1. Image Quantification (Immunocytochemistry and ROS Assays)
- Microscopy acquisition: Confocal (Zeiss LSM 710/800/880) images were collected using identical laser power, gain, and exposure settings within each experiment.
- Mean Fluorescence Intensity (MFI): For each marker (KLF2, ICAM-1, E-selectin, Nrf2, Nf-κB), ImageJ/Fiji was used to select cell-level regions of interest. Background fluorescence was subtracted, and the integrated density was divided by area to yield MFI values.
- Colocalization (Nrf2): Pearson’s correlation coefficient between Nrf2 and DAPI channels was calculated using the Coloc2 plug-in (ImageJ/Fiji) for ≥ 3 images per slide; averaged per sample to represent nuclear activation.
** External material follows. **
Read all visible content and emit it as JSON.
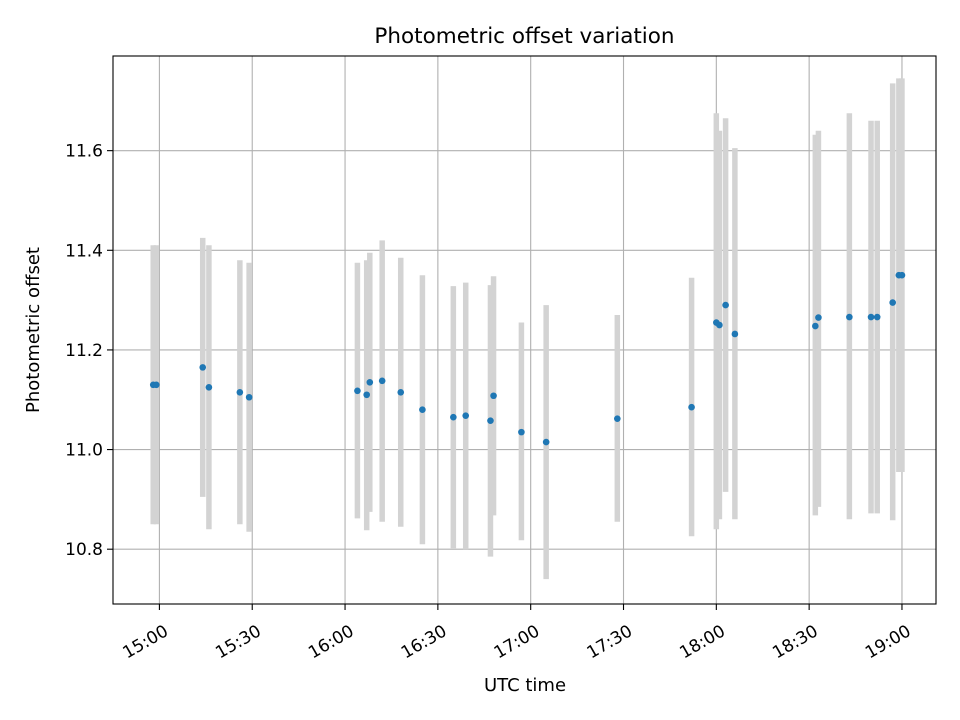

- ROS quantification: For H₂DCFDA (total ROS), live cell imaging was obtained using a Zeiss AxioObserver widefield microscope equipped with an incubator set at 37°C. Fluorescence images were converted to grayscale and measured for mean intensity. Nine images per sample were averaged to produce one replicate data point.
- Normalization: MFI values were normalized to the static mean (set = 1.0) to compare fold changes across conditions.
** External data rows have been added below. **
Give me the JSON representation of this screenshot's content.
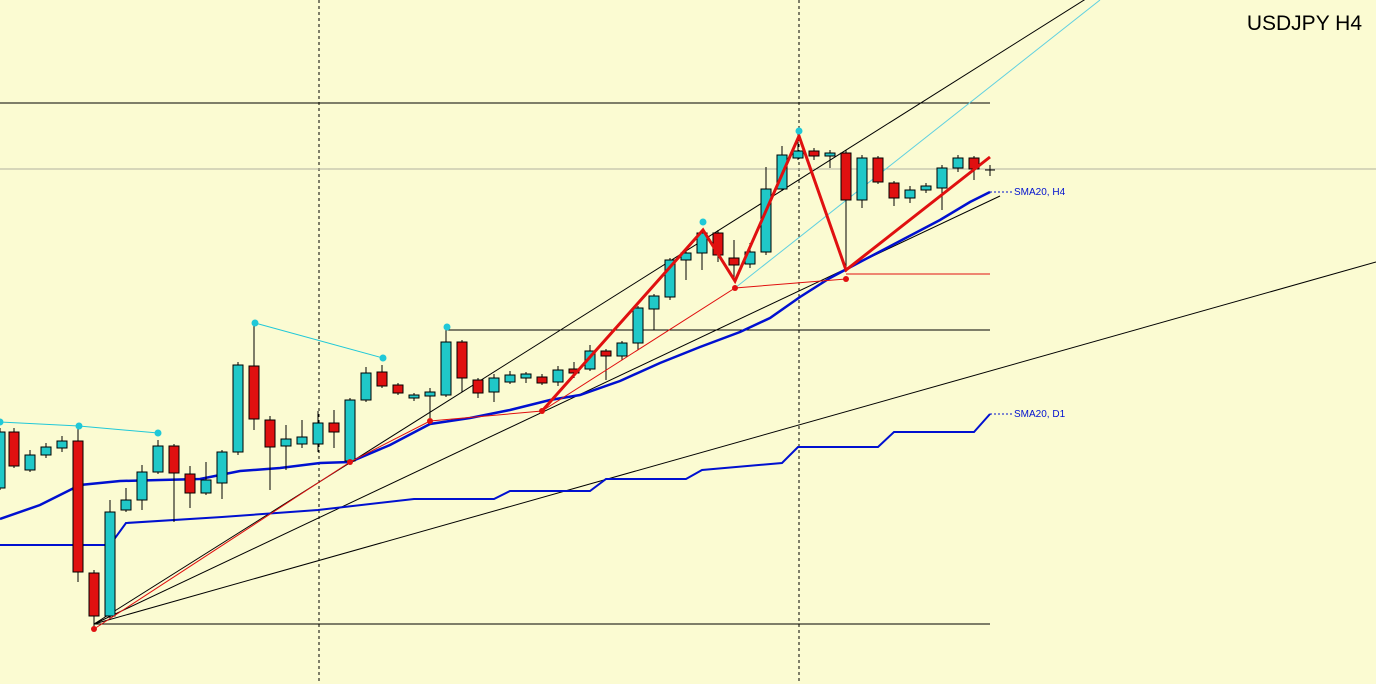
{
  "header": {
    "title": "USDJPY H4"
  },
  "indicators": [
    {
      "label": "SMA20, H4"
    },
    {
      "label": "SMA20, D1"
    }
  ]
}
2. Western Blot Densitometry
- Blots were imaged using Bio-Rad ChemiDoc. Band intensities for target proteins (ICAM-1 and Nox4) and β-actin were measured with ImageJ/Fiji.
- Background intensity was subtracted for each lane.
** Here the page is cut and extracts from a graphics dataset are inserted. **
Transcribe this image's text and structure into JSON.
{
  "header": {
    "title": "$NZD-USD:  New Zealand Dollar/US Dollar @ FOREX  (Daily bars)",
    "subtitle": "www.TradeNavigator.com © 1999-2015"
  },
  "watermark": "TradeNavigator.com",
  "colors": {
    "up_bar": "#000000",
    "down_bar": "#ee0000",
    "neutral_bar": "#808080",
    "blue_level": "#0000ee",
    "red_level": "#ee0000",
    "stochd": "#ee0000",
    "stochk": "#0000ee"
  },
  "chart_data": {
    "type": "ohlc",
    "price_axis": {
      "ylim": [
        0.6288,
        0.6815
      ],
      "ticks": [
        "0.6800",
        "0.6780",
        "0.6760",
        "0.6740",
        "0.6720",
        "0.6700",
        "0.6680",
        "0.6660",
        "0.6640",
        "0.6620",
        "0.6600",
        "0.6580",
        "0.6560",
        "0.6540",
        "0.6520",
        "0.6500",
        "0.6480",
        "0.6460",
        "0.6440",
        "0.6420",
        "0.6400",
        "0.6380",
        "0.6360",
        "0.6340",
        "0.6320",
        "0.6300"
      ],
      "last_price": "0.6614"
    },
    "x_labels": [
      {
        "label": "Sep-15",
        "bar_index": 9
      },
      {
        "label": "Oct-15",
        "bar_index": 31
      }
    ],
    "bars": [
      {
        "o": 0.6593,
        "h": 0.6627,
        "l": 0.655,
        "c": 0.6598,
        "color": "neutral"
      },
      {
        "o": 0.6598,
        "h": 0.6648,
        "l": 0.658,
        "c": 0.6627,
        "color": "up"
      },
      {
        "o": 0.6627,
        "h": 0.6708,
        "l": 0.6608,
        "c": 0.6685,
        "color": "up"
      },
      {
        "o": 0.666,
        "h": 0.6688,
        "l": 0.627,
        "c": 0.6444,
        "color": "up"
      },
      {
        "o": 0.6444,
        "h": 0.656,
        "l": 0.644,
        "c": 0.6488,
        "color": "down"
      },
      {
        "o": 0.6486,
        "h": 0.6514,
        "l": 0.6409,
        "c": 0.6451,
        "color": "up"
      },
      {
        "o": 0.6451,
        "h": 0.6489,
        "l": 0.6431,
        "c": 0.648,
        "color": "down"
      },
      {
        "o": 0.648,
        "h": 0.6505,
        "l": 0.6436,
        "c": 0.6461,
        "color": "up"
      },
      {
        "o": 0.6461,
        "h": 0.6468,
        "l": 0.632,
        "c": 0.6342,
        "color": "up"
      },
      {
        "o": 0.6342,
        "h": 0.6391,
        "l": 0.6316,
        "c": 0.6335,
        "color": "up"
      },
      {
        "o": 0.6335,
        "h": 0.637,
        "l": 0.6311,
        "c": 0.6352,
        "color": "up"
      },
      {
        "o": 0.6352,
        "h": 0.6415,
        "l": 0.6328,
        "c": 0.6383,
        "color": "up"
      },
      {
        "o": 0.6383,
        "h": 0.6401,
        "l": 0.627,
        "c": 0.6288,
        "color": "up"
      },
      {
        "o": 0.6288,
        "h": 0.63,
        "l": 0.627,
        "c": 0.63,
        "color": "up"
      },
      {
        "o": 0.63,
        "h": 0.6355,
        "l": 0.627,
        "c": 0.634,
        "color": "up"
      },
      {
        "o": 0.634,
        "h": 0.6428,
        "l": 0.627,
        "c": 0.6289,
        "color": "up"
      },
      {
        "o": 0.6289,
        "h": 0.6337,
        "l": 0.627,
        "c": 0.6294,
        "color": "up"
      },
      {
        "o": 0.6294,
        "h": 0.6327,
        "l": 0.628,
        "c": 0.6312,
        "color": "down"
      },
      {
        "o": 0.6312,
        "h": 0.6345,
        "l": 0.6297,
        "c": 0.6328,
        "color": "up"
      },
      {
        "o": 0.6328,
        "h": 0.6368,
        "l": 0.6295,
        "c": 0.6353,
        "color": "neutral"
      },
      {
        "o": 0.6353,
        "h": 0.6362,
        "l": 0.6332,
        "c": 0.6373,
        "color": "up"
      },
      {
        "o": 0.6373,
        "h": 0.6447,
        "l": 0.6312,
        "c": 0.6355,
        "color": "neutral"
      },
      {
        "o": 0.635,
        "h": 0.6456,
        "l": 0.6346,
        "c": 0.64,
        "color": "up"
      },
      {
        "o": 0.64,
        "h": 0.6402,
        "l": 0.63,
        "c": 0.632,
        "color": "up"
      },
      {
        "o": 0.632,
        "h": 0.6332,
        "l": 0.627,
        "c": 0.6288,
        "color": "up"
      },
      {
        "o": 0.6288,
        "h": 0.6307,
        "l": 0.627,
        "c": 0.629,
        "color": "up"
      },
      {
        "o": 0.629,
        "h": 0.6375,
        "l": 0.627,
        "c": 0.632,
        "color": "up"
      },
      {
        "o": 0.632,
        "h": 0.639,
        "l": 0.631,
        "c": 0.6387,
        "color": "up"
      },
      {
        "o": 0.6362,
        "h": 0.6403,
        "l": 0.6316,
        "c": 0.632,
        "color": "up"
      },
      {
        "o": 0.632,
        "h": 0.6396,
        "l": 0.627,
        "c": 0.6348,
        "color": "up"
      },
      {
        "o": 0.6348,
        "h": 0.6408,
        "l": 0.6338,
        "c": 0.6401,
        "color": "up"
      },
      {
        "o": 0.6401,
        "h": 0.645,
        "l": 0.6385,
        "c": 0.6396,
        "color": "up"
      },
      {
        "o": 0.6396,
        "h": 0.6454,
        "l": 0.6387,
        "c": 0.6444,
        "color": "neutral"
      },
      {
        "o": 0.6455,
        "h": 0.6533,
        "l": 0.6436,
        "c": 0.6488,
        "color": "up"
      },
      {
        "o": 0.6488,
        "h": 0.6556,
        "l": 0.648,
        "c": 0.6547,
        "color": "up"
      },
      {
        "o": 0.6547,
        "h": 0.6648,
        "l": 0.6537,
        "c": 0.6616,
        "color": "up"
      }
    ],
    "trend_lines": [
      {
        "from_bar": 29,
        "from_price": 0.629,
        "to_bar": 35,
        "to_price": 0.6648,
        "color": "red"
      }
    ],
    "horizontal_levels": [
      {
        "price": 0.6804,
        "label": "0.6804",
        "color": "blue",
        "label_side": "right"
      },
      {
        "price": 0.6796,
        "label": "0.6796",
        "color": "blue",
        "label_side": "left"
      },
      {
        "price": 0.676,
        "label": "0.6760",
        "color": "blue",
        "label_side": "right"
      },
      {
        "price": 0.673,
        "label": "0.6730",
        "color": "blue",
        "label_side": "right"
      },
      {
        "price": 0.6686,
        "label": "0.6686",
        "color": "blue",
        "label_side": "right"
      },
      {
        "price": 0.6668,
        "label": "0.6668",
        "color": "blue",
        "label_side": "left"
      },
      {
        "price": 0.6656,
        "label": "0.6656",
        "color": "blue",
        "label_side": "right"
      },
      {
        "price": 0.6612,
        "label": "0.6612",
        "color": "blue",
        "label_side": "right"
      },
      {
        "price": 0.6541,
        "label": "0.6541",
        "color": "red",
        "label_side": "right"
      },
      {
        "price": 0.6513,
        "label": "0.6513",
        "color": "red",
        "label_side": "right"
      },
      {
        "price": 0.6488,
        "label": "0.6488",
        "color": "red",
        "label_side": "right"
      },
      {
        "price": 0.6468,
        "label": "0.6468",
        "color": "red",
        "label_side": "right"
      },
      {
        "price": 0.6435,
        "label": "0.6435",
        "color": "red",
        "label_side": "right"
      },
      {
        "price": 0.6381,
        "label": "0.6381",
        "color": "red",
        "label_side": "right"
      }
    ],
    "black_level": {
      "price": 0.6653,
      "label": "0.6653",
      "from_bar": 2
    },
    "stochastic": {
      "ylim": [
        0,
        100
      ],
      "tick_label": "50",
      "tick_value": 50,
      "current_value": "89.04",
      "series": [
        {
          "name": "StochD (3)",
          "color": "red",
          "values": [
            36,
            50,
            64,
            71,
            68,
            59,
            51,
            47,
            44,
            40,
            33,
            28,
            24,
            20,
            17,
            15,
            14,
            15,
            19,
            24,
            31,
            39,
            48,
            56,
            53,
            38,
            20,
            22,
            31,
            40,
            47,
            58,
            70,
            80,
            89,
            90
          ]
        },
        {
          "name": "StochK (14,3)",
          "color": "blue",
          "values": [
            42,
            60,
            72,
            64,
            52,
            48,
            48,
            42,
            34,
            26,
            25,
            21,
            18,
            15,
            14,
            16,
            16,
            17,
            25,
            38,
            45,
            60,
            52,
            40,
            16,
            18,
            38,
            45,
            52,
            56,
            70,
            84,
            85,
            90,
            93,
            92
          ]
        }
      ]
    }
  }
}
- Ratios of target / β-actin were calculated and normalized to the static control lane (set = 1.0).
- Each value represents one biological replicate; group averages and standard deviations are listed in the spreadsheet.
3. RNA-seq Quantification and Gene-Set Scoring
- Normalized read counts were generated using DESeq2 (v1.26.0).
- Columns in the spreadsheet include: raw counts, baseMean, log₂ fold-change (Flow vs Static, Flow + Hep III vs Static + Hep III, etc.), Wald p-values, and adjusted p-values (Benjamini–Hochberg FDR).
- Gene-set enrichment scores (normalized enrichment score = NES) for oxidant, antioxidant, pro-inflammatory, and anti-inflammatory categories were computed via GSEA v2.2.1.
- Each gene was annotated by its directional contribution (up/down-regulated) based on the Wald statistic ≥ 1 or ≤ –1.